Here are some of the regulatory developments of significance to broadcasters from the past week, with links to where you can go to find more information as to how these actions may affect your operations.

  • In a Press Release dated November 1, the Radio Music License Committee announced that its arbitration with SESAC over royalty rates for commercial radio stations resulted in a modest increase in royalties.  The royalites for the period January 1, 2023 through December 31, 2026 will increase from .2557% of revenue to .2824%.  The RMLC considers this a “win” as the decision rejected SESAC’s proposal to almost double its rates.  According to the press release, SESAC’s proposal for an increase was based “upon licenses secured by other licensors of music rights, both in and outside of the broadcast radio space.”  This presumably means that the arbitrators rejected proposals to use GMR rates as a benchmark for those of SESAC. With proceedings to determine the ASCAP and BMI royalties pending, the rejection of the GMR rates as a standard may be an important precedent.  The modest increase in SESAC’s fees is retroactive to January 1, 2023, so all licensees can expect a “true-up” payment for the higher rates when all details of the new license are finalized.  Look for more details on the implementation of the new rates in the near future. 
  • The FCC released a draft Order to be considered at its next monthly Open Meeting on November 21 to establish final rules for FM booster stations to originate a limited amount of program content.  In April, the FCC approved “geocasting” or “zonecasting,” allowing up to 3 minutes per hour of programming on boosters for news, advertising, or other content different than that on the primary station (see our article here).  Currently, such operations are allowed only through experimental authorizations but, if this draft Order is adopted, the process will be simplified, not requiring prior approval but instead only requiring that FM broadcasters notify the FCC, using a form to be developed by the FCC’s Media Bureau, of their intention to begin program origination on an authorized booster 15 days before that operation begins.  The draft Order also adds rules formalizing other restrictions that were adopted in the FCC’s April order – including capping the number of originating boosters that a single FM or LPFM station can operate at 25 and extending the FCC’s political advertising and political file requirements to originating boosters.  
  • A petition for reconsideration was filed against the FCC’s September grant of the applications approving Audacy’s ownership reorganization which allowed it to emerge from bankruptcy (see our discussion here).  The petitioner argues that the FCC failed to explain how waiving its foreign ownership rules to expedite Audacy’s emergence from bankruptcy was in the public interest. 
    • Chairwoman Rosenworcel responded (here and here) to further Congressional inquiries (here and here) about the FCC’s approval of the Audacy’s recent transfer of control.  The Chairwoman again explained that Audacy’s post-bankruptcy foreign interests did not require prior FCC approval because those interests were warrants conveying no ownership or voting rights until they are exercised, and the exercise cannot happen until FCC approval.  The Chairwoman explained that this procedure was the same as that used in several other broadcast bankruptcies approved by the FCC in recent years (including those of iHeart, Cumulus, and Alpha).   

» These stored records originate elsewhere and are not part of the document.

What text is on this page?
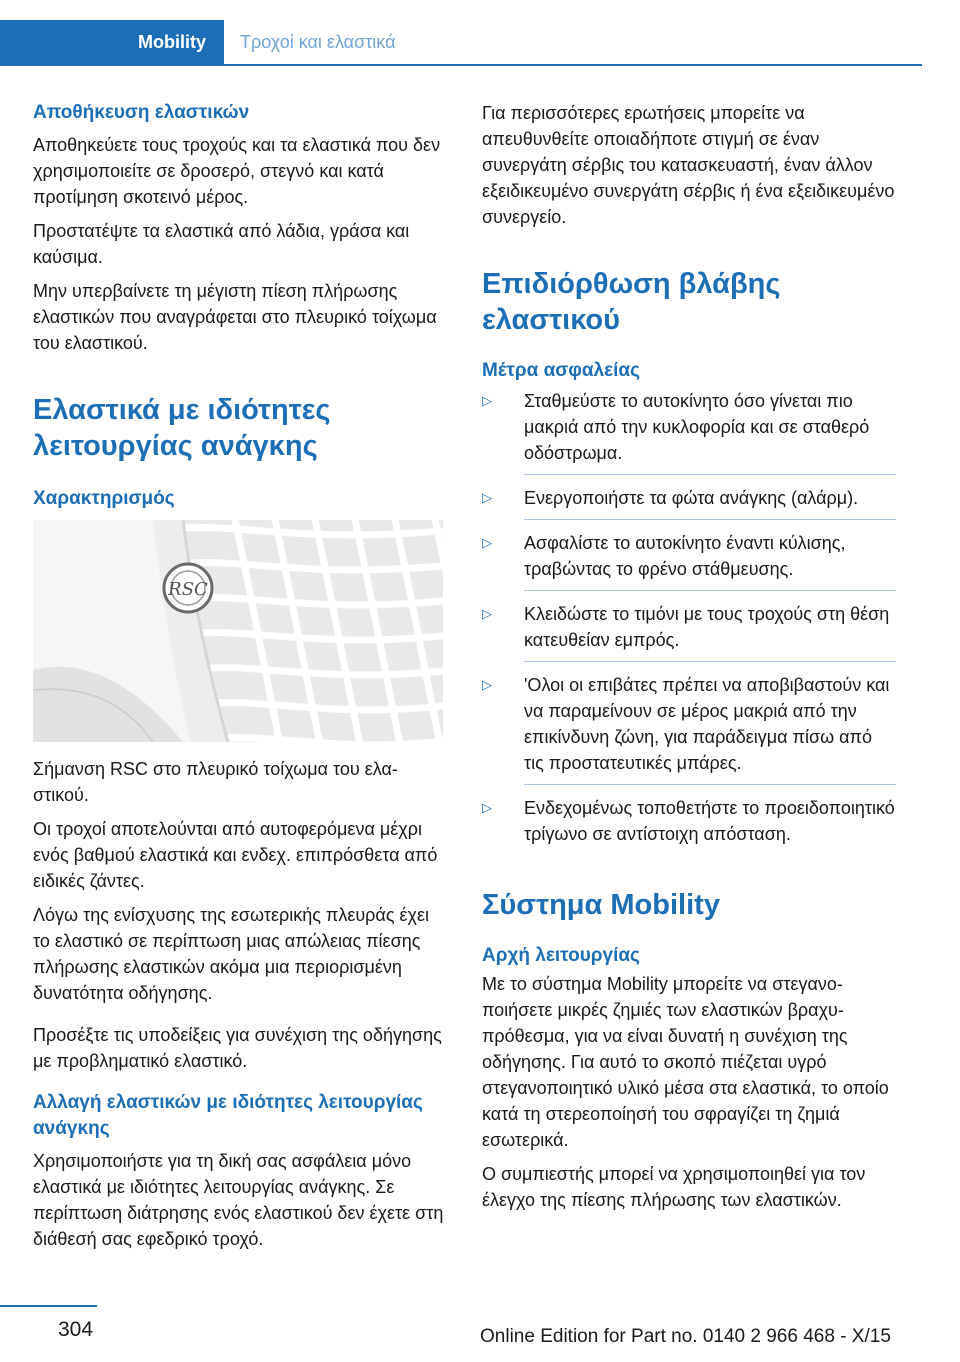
Mobility	Τροχοί και ελαστικά
Αποθήκευση ελαστικών

Αποθηκεύετε τους τροχούς και τα ελαστικά που δεν χρησιμοποιείτε σε δροσερό, στεγνό και κατά προτίμηση σκοτεινό μέρος.

Προστατέψτε τα ελαστικά από λάδια, γράσα και καύσιμα.

Μην υπερβαίνετε τη μέγιστη πίεση πλήρωσης ελαστικών που αναγράφεται στο πλευρικό τοίχωμα του ελαστικού.

Ελαστικά με ιδιότητες λειτουργίας ανάγκης
Χαρακτηρισμός
RSC

Σήμανση RSC στο πλευρικό τοίχωμα του ελαστικού.

Οι τροχοί αποτελούνται από αυτοφερόμενα μέχρι ενός βαθμού ελαστικά και ενδεχ. επιπρόσθετα από ειδικές ζάντες.

Λόγω της ενίσχυσης της εσωτερικής πλευράς έχει το ελαστικό σε περίπτωση μιας απώλειας πίεσης πλήρωσης ελαστικών ακόμα μια περιορισμένη δυνατότητα οδήγησης.

Προσέξτε τις υποδείξεις για συνέχιση της οδήγησης με προβληματικό ελαστικό.

Αλλαγή ελαστικών με ιδιότητες λειτουργίας ανάγκης

Χρησιμοποιήστε για τη δική σας ασφάλεια μόνο ελαστικά με ιδιότητες λειτουργίας ανάγκης. Σε περίπτωση διάτρησης ενός ελαστικού δεν έχετε στη διάθεσή σας εφεδρικό τροχό.

Για περισσότερες ερωτήσεις μπορείτε να απευθυνθείτε οποιαδήποτε στιγμή σε έναν συνεργάτη σέρβις του κατασκευαστή, έναν άλλον εξειδικευμένο συνεργάτη σέρβις ή ένα εξειδικευμένο συνεργείο.

Επιδιόρθωση βλάβης ελαστικού
Μέτρα ασφαλείας
▷ Σταθμεύστε το αυτοκίνητο όσο γίνεται πιο μακριά από την κυκλοφορία και σε σταθερό οδόστρωμα.
▷ Ενεργοποιήστε τα φώτα ανάγκης (αλάρμ).
▷ Ασφαλίστε το αυτοκίνητο έναντι κύλισης, τραβώντας το φρένο στάθμευσης.
▷ Κλειδώστε το τιμόνι με τους τροχούς στη θέση κατευθείαν εμπρός.
▷ 'Ολοι οι επιβάτες πρέπει να αποβιβαστούν και να παραμείνουν σε μέρος μακριά από την επικίνδυνη ζώνη, για παράδειγμα πίσω από τις προστατευτικές μπάρες.
▷ Ενδεχομένως τοποθετήστε το προειδοποιητικό τρίγωνο σε αντίστοιχη απόσταση.
Σύστημα Mobility
Αρχή λειτουργίας

Με το σύστημα Mobility μπορείτε να στεγανοποιήσετε μικρές ζημιές των ελαστικών βραχυπρόθεσμα, για να είναι δυνατή η συνέχιση της οδήγησης. Για αυτό το σκοπό πιέζεται υγρό στεγανοποιητικό υλικό μέσα στα ελαστικά, το οποίο κατά τη στερεοποίησή του σφραγίζει τη ζημιά εσωτερικά.

Ο συμπιεστής μπορεί να χρησιμοποιηθεί για τον έλεγχο της πίεσης πλήρωσης των ελαστικών.

304	Online Edition for Part no. 0140 2 966 468 - X/15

    • Audacy filed its petition for declaratory ruling seeking approval for those foreign investors to hold up to a 49.99% interest in the company (though they currently hold only about 27%).  In granting the Audacy applications, the FCC required Audacy to file this petition within 30 days of the company’s emergence from bankruptcy.  Audacy states in the petition that foreign individuals and entities will hold only minority ownership interests in Audacy once their warrants are exercised, and that a U.S.-based corporation will remain the company’s single majority shareholder.    
  • A Florida federal court extended by 14 days its temporary restraining order barring the Florida state government from threatening TV stations over political ads relating to a state ballot issue.  As we discussed here, here, and here, the Court blocked the Florida state government from threatening broadcast stations with criminal prosecution for running political ads supporting an amendment to the Florida Constitution to protect abortion rights, finding these threats violated the stations’ First Amendment rights.  The restraining order was set to expire on October 29 but was extended while the Court ruled on a separate request for a preliminary injunction to bar such threats. 

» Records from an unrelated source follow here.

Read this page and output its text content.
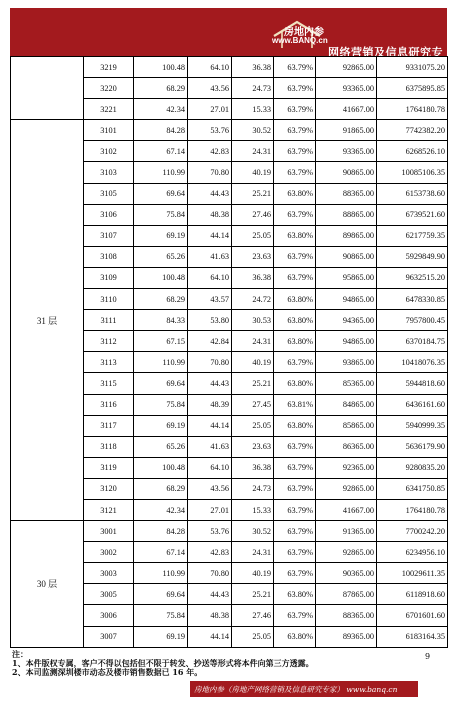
房地内参
www.BANQ.cn
网络营销及信息研究专家
	3219	100.48	64.10	36.38	63.79%	92865.00	9331075.20
	3220	68.29	43.56	24.73	63.79%	93365.00	6375895.85
	3221	42.34	27.01	15.33	63.79%	41667.00	1764180.78
31 层	3101	84.28	53.76	30.52	63.79%	91865.00	7742382.20
	3102	67.14	42.83	24.31	63.79%	93365.00	6268526.10
	3103	110.99	70.80	40.19	63.79%	90865.00	10085106.35
	3105	69.64	44.43	25.21	63.80%	88365.00	6153738.60
	3106	75.84	48.38	27.46	63.79%	88865.00	6739521.60
	3107	69.19	44.14	25.05	63.80%	89865.00	6217759.35
	3108	65.26	41.63	23.63	63.79%	90865.00	5929849.90
	3109	100.48	64.10	36.38	63.79%	95865.00	9632515.20
	3110	68.29	43.57	24.72	63.80%	94865.00	6478330.85
	3111	84.33	53.80	30.53	63.80%	94365.00	7957800.45
	3112	67.15	42.84	24.31	63.80%	94865.00	6370184.75
	3113	110.99	70.80	40.19	63.79%	93865.00	10418076.35
	3115	69.64	44.43	25.21	63.80%	85365.00	5944818.60
	3116	75.84	48.39	27.45	63.81%	84865.00	6436161.60
	3117	69.19	44.14	25.05	63.80%	85865.00	5940999.35
	3118	65.26	41.63	23.63	63.79%	86365.00	5636179.90
	3119	100.48	64.10	36.38	63.79%	92365.00	9280835.20
	3120	68.29	43.56	24.73	63.79%	92865.00	6341750.85
	3121	42.34	27.01	15.33	63.79%	41667.00	1764180.78
30 层	3001	84.28	53.76	30.52	63.79%	91365.00	7700242.20
	3002	67.14	42.83	24.31	63.79%	92865.00	6234956.10
	3003	110.99	70.80	40.19	63.79%	90365.00	10029611.35
	3005	69.64	44.43	25.21	63.80%	87865.00	6118918.60
	3006	75.84	48.38	27.46	63.79%	88365.00	6701601.60
	3007	69.19	44.14	25.05	63.80%	89365.00	6183164.35
注：
1、本件版权专属，客户不得以包括但不限于转发、抄送等形式将本件向第三方透露。
2、本司监测深圳楼市动态及楼市销售数据已 16 年。
9
房地内参（房地产网络营销及信息研究专家） www.banq.cn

  • The FCC announced the tentative selectees in four groups of mutually exclusive applications (applications that cannot all be granted consistent with the FCC’s technical rules) for noncommercial educational FM station construction permits filed during the November 2021 filing window.  The FCC previously determined the tentative selectees in 3 groups under its points system analysis, but needed to reassess its prior selections after objections were filed against the tentative selectees, and it needed to reassess another when the group’s tentative selectee withdrew its application.  In this week’s decision, the FCC found that, in two groups, there were two tentative selectees tied in the point system analysis, and it gave the tied applicants 90 days to propose a time-sharing arrangement to share use of the channel, or the FCC would impose one.  The FCC selected new tentative selectees for the other two groups. 

On our Broadcast Law Blog, we highlighted  the upcoming regulatory dates and deadlines affecting broadcasters in November and early December.